Changes in capture availability due to infection can lead to detectable biases in population-level infectious disease parameters.

Correctly identifying the strength of selection that parasites impose on hosts is key to predicting epidemiological and evolutionary outcomes of host-parasite interactions. However, behavioral changes due to infection can alter the capture probability of infected hosts and thereby make selection difficult to estimate by standard sampling techniques. Mark-recapture approaches, which allow researchers to determine if some groups in a population are less likely to be captured than others, can be used to identify infection-driven capture biases.

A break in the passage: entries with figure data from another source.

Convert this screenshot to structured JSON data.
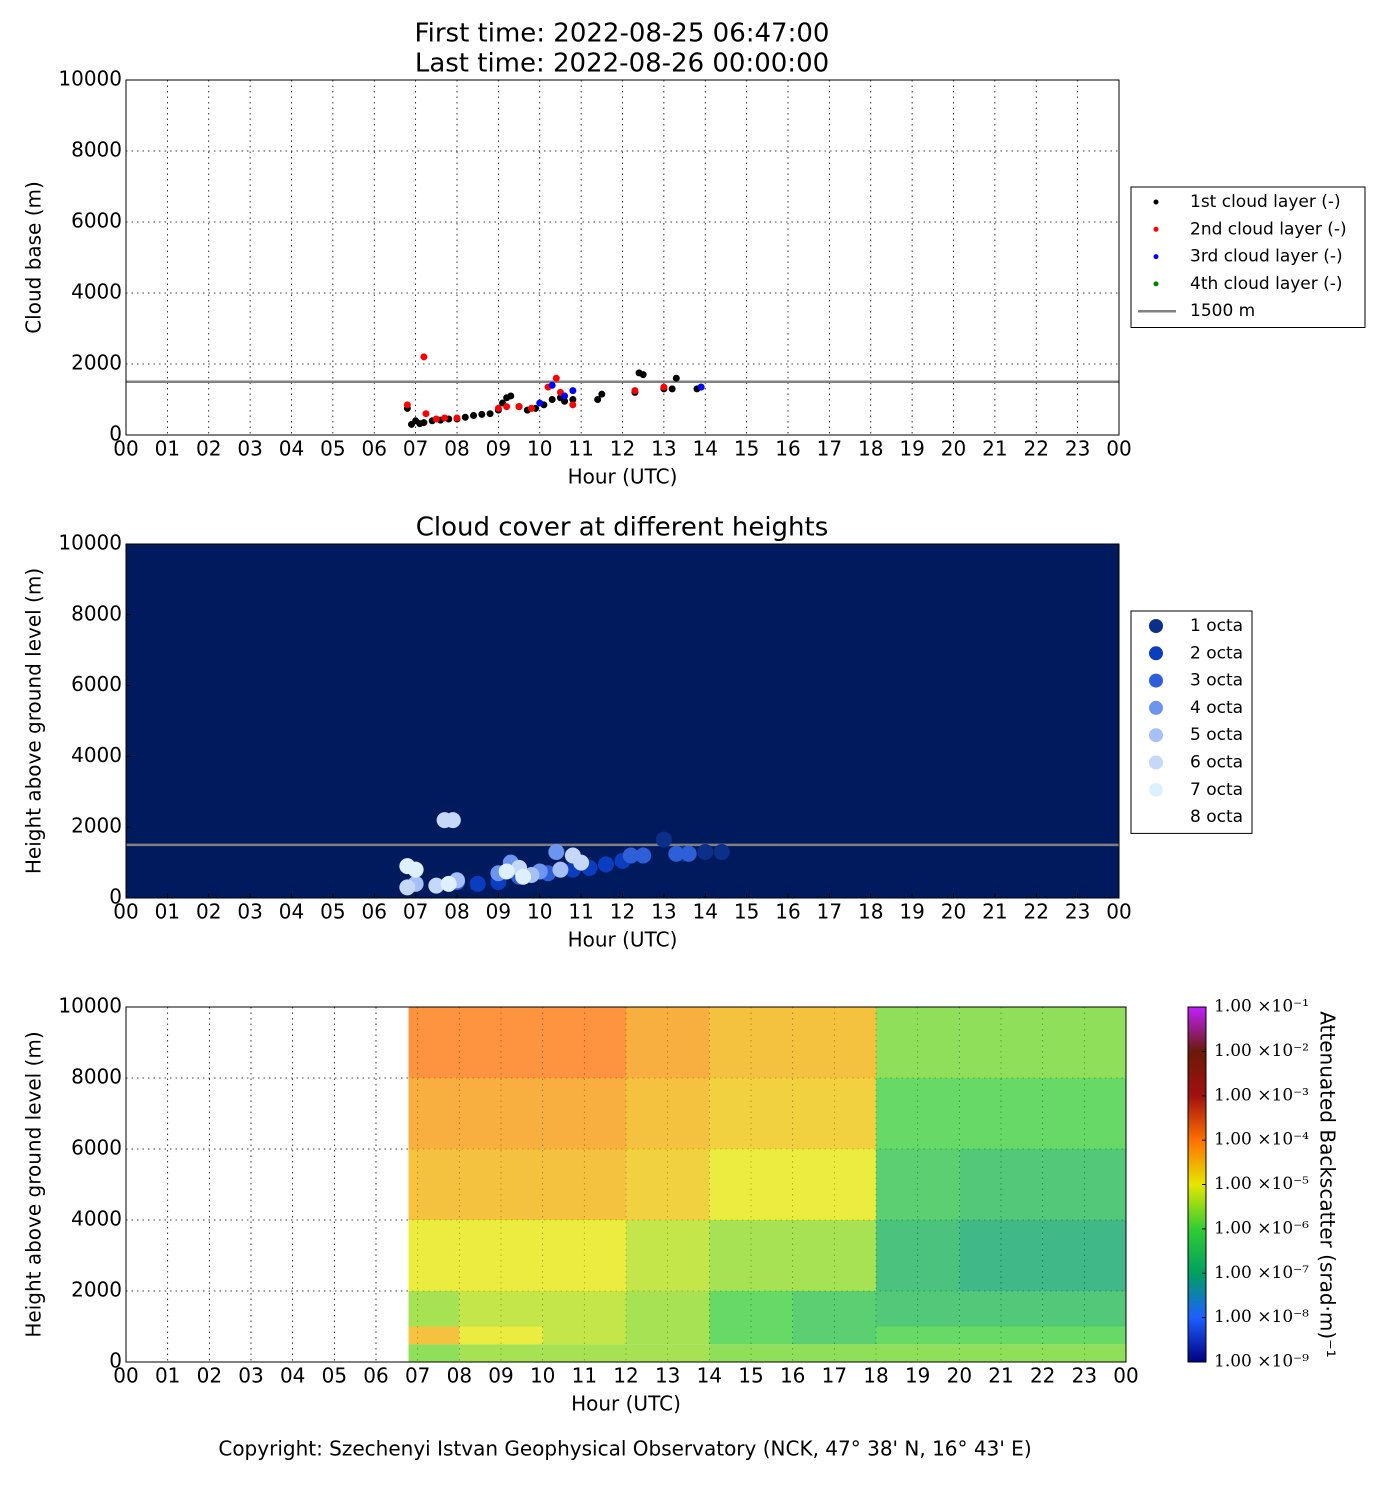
{
  "chart_data": [
    {
      "type": "scatter",
      "title": "First time: 2022-08-25 06:47:00",
      "subtitle": "Last time: 2022-08-26 00:00:00",
      "xlabel": "Hour (UTC)",
      "ylabel": "Cloud base (m)",
      "xlim": [
        0,
        24
      ],
      "ylim": [
        0,
        10000
      ],
      "xticks": [
        {
          "value": 0,
          "label": "00"
        },
        {
          "value": 1,
          "label": "01"
        },
        {
          "value": 2,
          "label": "02"
        },
        {
          "value": 3,
          "label": "03"
        },
        {
          "value": 4,
          "label": "04"
        },
        {
          "value": 5,
          "label": "05"
        },
        {
          "value": 6,
          "label": "06"
        },
        {
          "value": 7,
          "label": "07"
        },
        {
          "value": 8,
          "label": "08"
        },
        {
          "value": 9,
          "label": "09"
        },
        10,
        11,
        12,
        13,
        14,
        15,
        16,
        17,
        18,
        19,
        20,
        21,
        22,
        23,
        {
          "value": 24,
          "label": "00"
        }
      ],
      "yticks": [
        0,
        2000,
        4000,
        6000,
        8000,
        10000
      ],
      "grid": true,
      "legend": "outside right",
      "series": [
        {
          "name": "1st cloud layer (-)",
          "color": "#000000",
          "x": [
            6.8,
            6.9,
            7.0,
            7.1,
            7.2,
            7.4,
            7.6,
            7.8,
            8.0,
            8.2,
            8.4,
            8.6,
            8.8,
            9.0,
            9.1,
            9.2,
            9.3,
            9.5,
            9.7,
            9.9,
            10.1,
            10.3,
            10.5,
            10.6,
            10.8,
            11.4,
            11.5,
            12.3,
            12.4,
            12.5,
            13.0,
            13.2,
            13.3,
            13.8,
            13.9
          ],
          "values": [
            750,
            300,
            400,
            320,
            350,
            400,
            420,
            450,
            450,
            500,
            550,
            580,
            600,
            700,
            900,
            1050,
            1100,
            800,
            700,
            750,
            850,
            1000,
            1050,
            950,
            1000,
            1000,
            1150,
            1200,
            1750,
            1700,
            1300,
            1300,
            1600,
            1300,
            1350
          ]
        },
        {
          "name": "2nd cloud layer (-)",
          "color": "#ff0000",
          "x": [
            6.8,
            7.2,
            7.25,
            7.5,
            7.7,
            8.0,
            9.0,
            9.2,
            9.5,
            9.8,
            10.2,
            10.4,
            10.5,
            10.8,
            12.3,
            13.0
          ],
          "values": [
            850,
            2200,
            600,
            450,
            480,
            480,
            750,
            800,
            800,
            750,
            1350,
            1600,
            1200,
            850,
            1250,
            1350
          ]
        },
        {
          "name": "3rd cloud layer (-)",
          "color": "#0000ff",
          "x": [
            10.0,
            10.3,
            10.6,
            10.8,
            13.9
          ],
          "values": [
            900,
            1400,
            1100,
            1250,
            1350
          ]
        },
        {
          "name": "4th cloud layer (-)",
          "color": "#008000",
          "x": [],
          "values": []
        }
      ],
      "reference_lines": [
        {
          "name": "1500 m",
          "value": 1500,
          "color": "#808080"
        }
      ]
    },
    {
      "type": "scatter",
      "title": "Cloud cover at different heights",
      "xlabel": "Hour (UTC)",
      "ylabel": "Height above ground level (m)",
      "xlim": [
        0,
        24
      ],
      "ylim": [
        0,
        10000
      ],
      "xticks": [
        {
          "value": 0,
          "label": "00"
        },
        {
          "value": 1,
          "label": "01"
        },
        {
          "value": 2,
          "label": "02"
        },
        {
          "value": 3,
          "label": "03"
        },
        {
          "value": 4,
          "label": "04"
        },
        {
          "value": 5,
          "label": "05"
        },
        {
          "value": 6,
          "label": "06"
        },
        {
          "value": 7,
          "label": "07"
        },
        {
          "value": 8,
          "label": "08"
        },
        {
          "value": 9,
          "label": "09"
        },
        10,
        11,
        12,
        13,
        14,
        15,
        16,
        17,
        18,
        19,
        20,
        21,
        22,
        23,
        {
          "value": 24,
          "label": "00"
        }
      ],
      "yticks": [
        0,
        2000,
        4000,
        6000,
        8000,
        10000
      ],
      "grid": false,
      "legend": "outside right",
      "background": "#001a5e",
      "series": [
        {
          "name": "1 octa",
          "color": "#0c2f8a",
          "x": [
            13.0,
            12.5,
            13.5,
            14.0,
            14.4
          ],
          "values": [
            1650,
            1200,
            1250,
            1300,
            1300
          ]
        },
        {
          "name": "2 octa",
          "color": "#0a3dc0",
          "x": [
            8.5,
            9.0,
            10.8,
            11.2,
            11.6,
            12.0
          ],
          "values": [
            400,
            450,
            800,
            850,
            950,
            1050
          ]
        },
        {
          "name": "3 octa",
          "color": "#2f5fd8",
          "x": [
            8.0,
            9.5,
            10.2,
            12.2,
            12.5,
            13.3,
            13.6
          ],
          "values": [
            450,
            600,
            700,
            1200,
            1200,
            1250,
            1250
          ]
        },
        {
          "name": "4 octa",
          "color": "#6b95ef",
          "x": [
            9.0,
            9.3,
            10.4,
            10.0
          ],
          "values": [
            700,
            1000,
            1300,
            750
          ]
        },
        {
          "name": "5 octa",
          "color": "#a5bff7",
          "x": [
            7.0,
            8.0,
            9.8,
            10.5
          ],
          "values": [
            400,
            500,
            650,
            800
          ]
        },
        {
          "name": "6 octa",
          "color": "#c5d8f7",
          "x": [
            6.8,
            7.5,
            7.7,
            7.9,
            9.5,
            10.8,
            11.0
          ],
          "values": [
            300,
            350,
            2200,
            2200,
            850,
            1200,
            1000
          ]
        },
        {
          "name": "7 octa",
          "color": "#def0fd",
          "x": [
            6.8,
            7.0,
            7.8,
            9.2,
            9.6
          ],
          "values": [
            900,
            800,
            400,
            750,
            600
          ]
        },
        {
          "name": "8 octa",
          "color": "#ffffff",
          "x": [],
          "values": []
        }
      ],
      "reference_lines": [
        {
          "value": 1500,
          "color": "#808080"
        }
      ]
    },
    {
      "type": "heatmap",
      "xlabel": "Hour (UTC)",
      "ylabel": "Height above ground level (m)",
      "xlim": [
        0,
        24
      ],
      "ylim": [
        0,
        10000
      ],
      "xticks": [
        {
          "value": 0,
          "label": "00"
        },
        {
          "value": 1,
          "label": "01"
        },
        {
          "value": 2,
          "label": "02"
        },
        {
          "value": 3,
          "label": "03"
        },
        {
          "value": 4,
          "label": "04"
        },
        {
          "value": 5,
          "label": "05"
        },
        {
          "value": 6,
          "label": "06"
        },
        {
          "value": 7,
          "label": "07"
        },
        {
          "value": 8,
          "label": "08"
        },
        {
          "value": 9,
          "label": "09"
        },
        10,
        11,
        12,
        13,
        14,
        15,
        16,
        17,
        18,
        19,
        20,
        21,
        22,
        23,
        {
          "value": 24,
          "label": "00"
        }
      ],
      "yticks": [
        0,
        2000,
        4000,
        6000,
        8000,
        10000
      ],
      "grid": true,
      "xbins": [
        6.78,
        8,
        10,
        12,
        14,
        16,
        18,
        20,
        22,
        24
      ],
      "ybins": [
        0,
        500,
        1000,
        2000,
        4000,
        6000,
        8000,
        10000
      ],
      "z": [
        [
          2e-06,
          3e-06,
          3e-06,
          3e-06,
          2e-06,
          2e-06,
          2e-06,
          2e-06,
          2e-06
        ],
        [
          3e-05,
          1e-05,
          5e-06,
          3e-06,
          1e-06,
          5e-07,
          1e-06,
          1e-06,
          1e-06
        ],
        [
          3e-06,
          5e-06,
          5e-06,
          3e-06,
          1e-06,
          5e-07,
          3e-07,
          3e-07,
          3e-07
        ],
        [
          1e-05,
          1e-05,
          1e-05,
          5e-06,
          3e-06,
          3e-06,
          2e-07,
          1e-07,
          1e-07
        ],
        [
          3e-05,
          3e-05,
          3e-05,
          2e-05,
          1e-05,
          1e-05,
          5e-07,
          3e-07,
          3e-07
        ],
        [
          5e-05,
          5e-05,
          5e-05,
          3e-05,
          2e-05,
          2e-05,
          1e-06,
          1e-06,
          1e-06
        ],
        [
          0.0001,
          0.0001,
          0.0001,
          5e-05,
          3e-05,
          3e-05,
          2e-06,
          2e-06,
          2e-06
        ]
      ],
      "zlabel": "Attenuated Backscatter (srad·m)⁻¹",
      "log_z": true,
      "zlim": [
        1e-09,
        0.1
      ],
      "zticks": [
        {
          "value": 0.1,
          "label": "1.00 ×10⁻¹"
        },
        {
          "value": 0.01,
          "label": "1.00 ×10⁻²"
        },
        {
          "value": 0.001,
          "label": "1.00 ×10⁻³"
        },
        {
          "value": 0.0001,
          "label": "1.00 ×10⁻⁴"
        },
        {
          "value": 1e-05,
          "label": "1.00 ×10⁻⁵"
        },
        {
          "value": 1e-06,
          "label": "1.00 ×10⁻⁶"
        },
        {
          "value": 1e-07,
          "label": "1.00 ×10⁻⁷"
        },
        {
          "value": 1e-08,
          "label": "1.00 ×10⁻⁸"
        },
        {
          "value": 1e-09,
          "label": "1.00 ×10⁻⁹"
        }
      ],
      "colorscale": [
        "#000080",
        "#1e5fff",
        "#00a060",
        "#33cc33",
        "#e6e600",
        "#ff7000",
        "#a01010",
        "#6b1a0a",
        "#c020ff"
      ]
    }
  ],
  "footer": {
    "text": "Copyright: Szechenyi Istvan Geophysical Observatory (NCK, 47° 38' N, 16° 43' E)"
  }
}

If a metric of interest directly compares infected and uninfected populations, calculated detection probabilities for both groups may be useful in identifying bias. Here, we use an individual-based simulation to test whether changes in capture rate due to infection can alter estimates of three key metrics: 1) reduction in the reproductive success of infected parents relative to uninfected parents, 2) the relative risk of infection for susceptible genotypes compared to resistant genotypes, and 3) changes in allele frequencies between generations. We explore the direction and underlying causes of the biases that emerge from these simulations. Finally, we argue that short series of mark-recapture sampling bouts, potentially implemented in under a week, can yield key data on detection bias due to infection while not adding a significantly higher burden to disease ecology studies.